I think this was the first time I realized what this thing in her was, what I’d only seen in short bursts. I’d always thought it was anger, but now I knew that it was worse. I knew that she was sad.

“Mom, please!” I would have gotten down on my knees. I would have done anything she wanted.

I could see she had made up her mind, and yet…

“But you promised,” I said, my voice weak. “You promised you would catch me.”

I watched as her engine roared and the car swung out of the driveway and down the road.

 

(6)

A tear slips down my cheek as I watch the ballerina spin to The Waltz of the Snowflake. How long had I spent making myself blind? How long had I lied to myself, told myself nothing was wrong? Nothing was coming? I’d let myself believe she was impenetrable.

But all along she was made of porcelain. She was delicate. She had shattered into a million pieces and smiled through it all.
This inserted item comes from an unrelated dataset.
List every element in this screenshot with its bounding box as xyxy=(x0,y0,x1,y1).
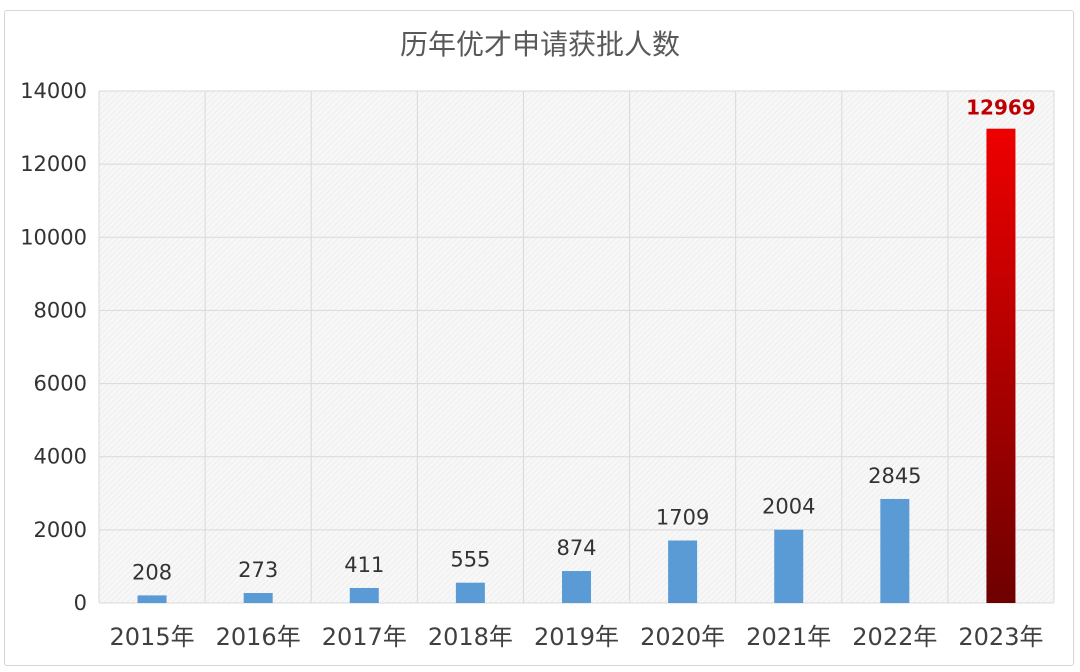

I trace her shiny frame one last time.

And then I pick her up and walk to the window.

There are no more raindrops. There is only an ocean, rising. Soon it will cover my window. I throw the latch and slide the glass panes open, and I toss the box out without a glance back. Let her drown.
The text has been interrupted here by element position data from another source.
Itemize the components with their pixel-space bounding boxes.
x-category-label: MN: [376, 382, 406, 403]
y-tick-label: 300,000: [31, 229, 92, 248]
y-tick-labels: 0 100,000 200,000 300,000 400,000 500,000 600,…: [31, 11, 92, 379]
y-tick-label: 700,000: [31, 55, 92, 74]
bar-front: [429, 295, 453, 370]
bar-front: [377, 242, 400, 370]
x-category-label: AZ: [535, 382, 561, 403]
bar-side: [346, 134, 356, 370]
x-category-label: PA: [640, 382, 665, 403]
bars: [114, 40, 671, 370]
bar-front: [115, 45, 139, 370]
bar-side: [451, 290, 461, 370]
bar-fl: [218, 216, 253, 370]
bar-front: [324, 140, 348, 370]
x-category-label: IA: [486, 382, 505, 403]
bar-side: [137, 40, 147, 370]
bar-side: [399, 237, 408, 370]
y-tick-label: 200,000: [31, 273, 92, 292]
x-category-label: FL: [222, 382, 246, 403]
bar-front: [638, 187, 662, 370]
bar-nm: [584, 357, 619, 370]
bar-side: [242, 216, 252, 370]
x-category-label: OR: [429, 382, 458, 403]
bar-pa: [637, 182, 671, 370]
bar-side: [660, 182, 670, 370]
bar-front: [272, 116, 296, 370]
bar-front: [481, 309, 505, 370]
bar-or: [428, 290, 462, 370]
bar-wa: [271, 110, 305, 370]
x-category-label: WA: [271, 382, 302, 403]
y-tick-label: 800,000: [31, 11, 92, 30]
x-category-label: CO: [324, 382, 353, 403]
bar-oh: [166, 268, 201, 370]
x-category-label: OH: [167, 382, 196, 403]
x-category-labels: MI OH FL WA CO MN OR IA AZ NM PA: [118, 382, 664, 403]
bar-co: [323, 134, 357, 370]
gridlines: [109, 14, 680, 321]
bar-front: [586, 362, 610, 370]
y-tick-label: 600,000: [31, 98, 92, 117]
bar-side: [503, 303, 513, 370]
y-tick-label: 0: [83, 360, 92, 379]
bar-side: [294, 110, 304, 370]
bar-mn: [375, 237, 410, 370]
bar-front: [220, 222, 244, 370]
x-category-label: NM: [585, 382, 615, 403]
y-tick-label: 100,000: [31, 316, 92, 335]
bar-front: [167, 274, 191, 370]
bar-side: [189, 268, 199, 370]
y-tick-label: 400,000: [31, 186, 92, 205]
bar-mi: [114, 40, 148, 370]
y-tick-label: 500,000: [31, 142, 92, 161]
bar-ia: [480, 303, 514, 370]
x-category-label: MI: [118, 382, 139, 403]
The Waltz of the Snowflake plays in my mind.

And then I am lying on the bathroom floor, right where I began.

GLOB-GLOB-GLOB.

I close my eyes before it happens.

The window breaks, and water rushes in.

 

Biographical Note: Sky D. is currently studying English with a Concentration in Creative Writing and Political Science at Kenyon College. She enjoys a wide variety of genres and is constantly experimenting with new writing forms. You can usually find her munching on something delicious while devouring a good book.